Testing: after all this, we have a filesystem filled with an updated system, created pretty much as if we were building a jail. Make sure devfs is mounted in there, and you can actually use it. Let’s assume you have an interface configured with IP for the jail to run with. You could run a shell in there:

jail /mnt/newsys newsys /bin/sh

You could even use the traditional /etc/rc instead of /bin/sh to bring the whole jail up, but this is fraught with peril. As in “Danger, Will Robinson!” This is particularly so when the jail and the running system do not share a kernel version. I experimented with a 7-STABLE system and an 8-STABLE jail, and noted the following (these are not bugs):

  • ls works, but ls -la fails with “unsupported system call”.
  • uname reports the kernel version of the running system, so pkg_add -r will use the running system, not the new system, as a source for packages. Fetch them manually.
  • Some shell constructs just hang. I tried to build the libtool22 port and it hung with /bin/sh spinning at 100%. Again, probably a syscall problem.

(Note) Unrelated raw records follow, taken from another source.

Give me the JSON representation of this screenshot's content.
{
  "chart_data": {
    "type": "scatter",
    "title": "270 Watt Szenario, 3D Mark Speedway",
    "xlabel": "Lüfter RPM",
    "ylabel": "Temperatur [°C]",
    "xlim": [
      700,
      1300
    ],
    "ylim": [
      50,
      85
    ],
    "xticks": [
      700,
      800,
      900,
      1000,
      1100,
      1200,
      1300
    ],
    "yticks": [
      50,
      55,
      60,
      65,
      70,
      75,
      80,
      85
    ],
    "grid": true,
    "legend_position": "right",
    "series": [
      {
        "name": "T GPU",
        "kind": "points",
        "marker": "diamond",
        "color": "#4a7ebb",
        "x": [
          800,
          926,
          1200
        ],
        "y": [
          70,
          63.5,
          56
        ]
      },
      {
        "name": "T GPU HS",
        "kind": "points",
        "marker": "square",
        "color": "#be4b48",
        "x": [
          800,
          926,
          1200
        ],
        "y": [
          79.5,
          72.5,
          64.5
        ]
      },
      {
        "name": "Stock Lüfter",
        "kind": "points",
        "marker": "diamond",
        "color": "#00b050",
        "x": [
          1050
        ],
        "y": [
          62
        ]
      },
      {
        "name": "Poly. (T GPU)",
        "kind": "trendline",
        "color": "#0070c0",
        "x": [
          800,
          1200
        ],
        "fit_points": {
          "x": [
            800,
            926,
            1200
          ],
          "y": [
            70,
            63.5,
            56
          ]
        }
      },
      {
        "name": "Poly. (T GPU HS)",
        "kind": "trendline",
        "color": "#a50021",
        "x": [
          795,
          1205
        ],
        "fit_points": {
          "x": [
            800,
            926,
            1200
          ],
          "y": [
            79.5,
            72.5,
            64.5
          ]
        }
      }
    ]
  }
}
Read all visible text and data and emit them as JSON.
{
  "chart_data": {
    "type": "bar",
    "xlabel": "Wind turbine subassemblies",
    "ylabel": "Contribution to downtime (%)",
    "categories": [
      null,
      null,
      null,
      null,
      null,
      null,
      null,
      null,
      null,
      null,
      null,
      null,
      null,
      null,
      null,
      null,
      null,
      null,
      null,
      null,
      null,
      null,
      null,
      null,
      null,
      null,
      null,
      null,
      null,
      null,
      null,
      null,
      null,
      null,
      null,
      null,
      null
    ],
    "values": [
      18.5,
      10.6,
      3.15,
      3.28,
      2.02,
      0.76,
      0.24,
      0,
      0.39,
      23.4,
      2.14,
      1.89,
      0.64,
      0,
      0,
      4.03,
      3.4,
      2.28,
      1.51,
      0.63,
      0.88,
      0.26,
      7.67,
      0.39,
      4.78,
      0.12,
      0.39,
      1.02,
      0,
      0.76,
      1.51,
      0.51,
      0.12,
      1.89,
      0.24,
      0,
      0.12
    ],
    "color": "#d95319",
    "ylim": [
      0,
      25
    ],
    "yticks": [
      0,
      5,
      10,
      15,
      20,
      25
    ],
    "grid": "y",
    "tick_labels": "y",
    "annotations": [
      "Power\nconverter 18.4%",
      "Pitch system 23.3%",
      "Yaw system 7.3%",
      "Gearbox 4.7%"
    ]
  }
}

On the other hand, being able to check that the new system is functional enough to compile something is useful.

Deployment: the last step is to reboot the machine into the new system. If you have a console (yay ILOM! or otherwise yay physical access!) it’s easy to babysit the system. In my testing I just swapped disks around (yay hot-swap SATA bays in my desktop machine!) but on the remote system, I’m going to want it to boot the boot manager from the first disk — which is now the old system disk attached as /dev/ad0 — then chain to the new bootloader on the new system disk /dev/ad4 and then boot from there.

Frankly, that’s something I have not tested or tried yet. I expect that the following will work: boot0cfg -s 5 -o noupdate -t 40 /dev/ad0 ; bootcfg -s 1 -o noupdate -t 40 to chain from one to the next with 2-second timeouts on both, but again: not tested. Yay ILOM.